I don't make it a habit of punching people, but if I did, local Weather Boy/tanning booth abuser Dallas Raines would be at the top of my list.
For months now he has been pimping the fictional arrival of the big El Nino, a Pacific ocean phenomena that produces huge amounts of rain.
To date, it has not.
In fact, in what was promised to be one of the wettest winters ever recorded in Southern California, our levels are still below normal.
Rich, I can hear you saying through the Internet, isn't it a little futile to be complaining about the lack of rain and the pinstriped buffoon with his ridiculous signature hand gestures? Yes it is. But I didn't get to 1400 blog posts by ignoring the little futilities of life.

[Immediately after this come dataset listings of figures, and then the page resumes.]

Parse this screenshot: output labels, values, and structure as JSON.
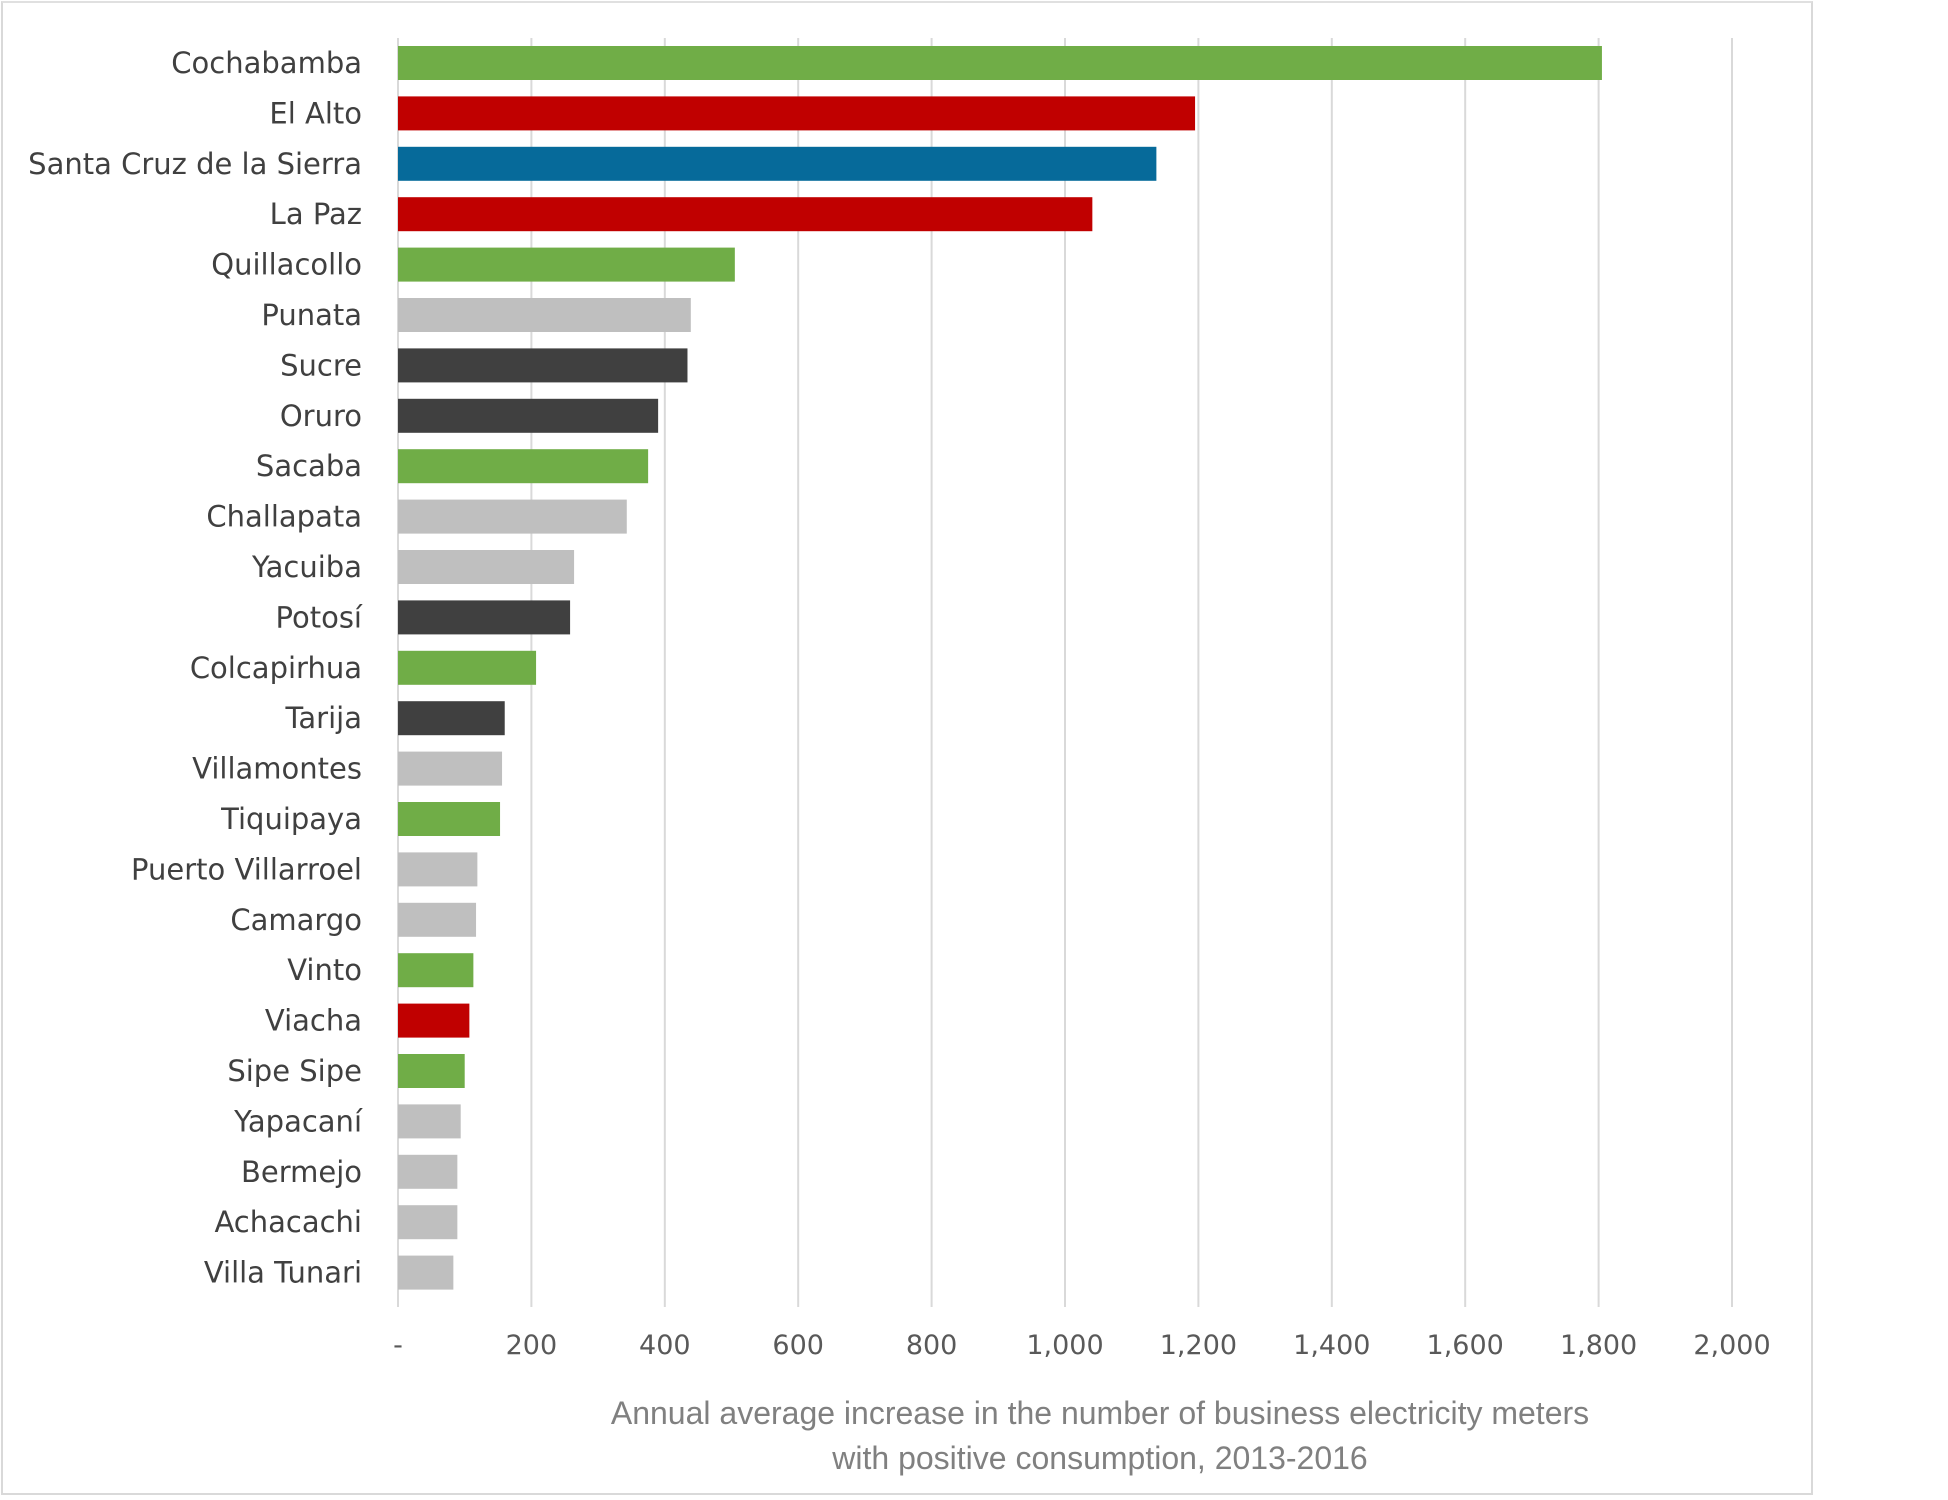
{
  "chart_data": {
    "type": "bar",
    "orientation": "horizontal",
    "title": "",
    "xlabel": [
      "Annual average increase in the number of business electricity meters",
      "with positive consumption, 2013-2016"
    ],
    "ylabel": "",
    "xlim": [
      0,
      2000
    ],
    "xticks": [
      0,
      200,
      400,
      600,
      800,
      1000,
      1200,
      1400,
      1600,
      1800,
      2000
    ],
    "xtick_labels": [
      "-",
      "200",
      "400",
      "600",
      "800",
      "1,000",
      "1,200",
      "1,400",
      "1,600",
      "1,800",
      "2,000"
    ],
    "grid": "vertical",
    "categories": [
      "Cochabamba",
      "El Alto",
      "Santa Cruz de la Sierra",
      "La Paz",
      "Quillacollo",
      "Punata",
      "Sucre",
      "Oruro",
      "Sacaba",
      "Challapata",
      "Yacuiba",
      "Potosí",
      "Colcapirhua",
      "Tarija",
      "Villamontes",
      "Tiquipaya",
      "Puerto Villarroel",
      "Camargo",
      "Vinto",
      "Viacha",
      "Sipe Sipe",
      "Yapacaní",
      "Bermejo",
      "Achacachi",
      "Villa Tunari"
    ],
    "values": [
      1805,
      1195,
      1137,
      1041,
      505,
      439,
      434,
      390,
      375,
      343,
      264,
      258,
      207,
      160,
      156,
      153,
      119,
      117,
      113,
      107,
      100,
      94,
      89,
      89,
      83
    ],
    "colors": [
      "#70AD47",
      "#C00000",
      "#066A9A",
      "#C00000",
      "#70AD47",
      "#BFBFBF",
      "#404040",
      "#404040",
      "#70AD47",
      "#BFBFBF",
      "#BFBFBF",
      "#404040",
      "#70AD47",
      "#404040",
      "#BFBFBF",
      "#70AD47",
      "#BFBFBF",
      "#BFBFBF",
      "#70AD47",
      "#C00000",
      "#70AD47",
      "#BFBFBF",
      "#BFBFBF",
      "#BFBFBF",
      "#BFBFBF"
    ]
  }
}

Besides, Dallas Raines, Fritz Coleman and the KCBS "meteorologist" who wears the tight dresses, are not completely without blame. Because while they haven't produced much in the way of moisture, that hasn't stopped them from frothing at the mouth with endless teasers and precipatory promises.
"A big storm is headed our way, how much rain we will get?"
"Could this be the big one we've been expecting?"
"Are we in for a wet week? Find out at 11."
You'll notice all these teases are phrased as questions. And for good reason. Dallas has seen the reports from the National Weather Service. I should say someone who knows how to read those maps and reports has seen them and told Dallas what to say on screen. They know there's no rain coming. But that doesn't stop Dallas from making the inference and get all worked up like a monkey raised on sugar and cocaine.
The "news" networks have research that shows the mere mention about the possibility of water falling from the sky in Southern California sends the ratings up. Way up.
And good ratings means good revenue from advertisers. And good revenue means Dallas can afford his twice a day micro-laser teeth whitening treatments.
There is no El Nino.
There is no Ebola or Zika epidemic.
There is no homosexual agenda.
There is no War on Christianity.
There is no political revolution.
And there is no Breaking News.
It's all just one 24-hour a day, media-fueled bukake of fist-pumping hype.
And this nonsense about rain is just a drop in the bucket.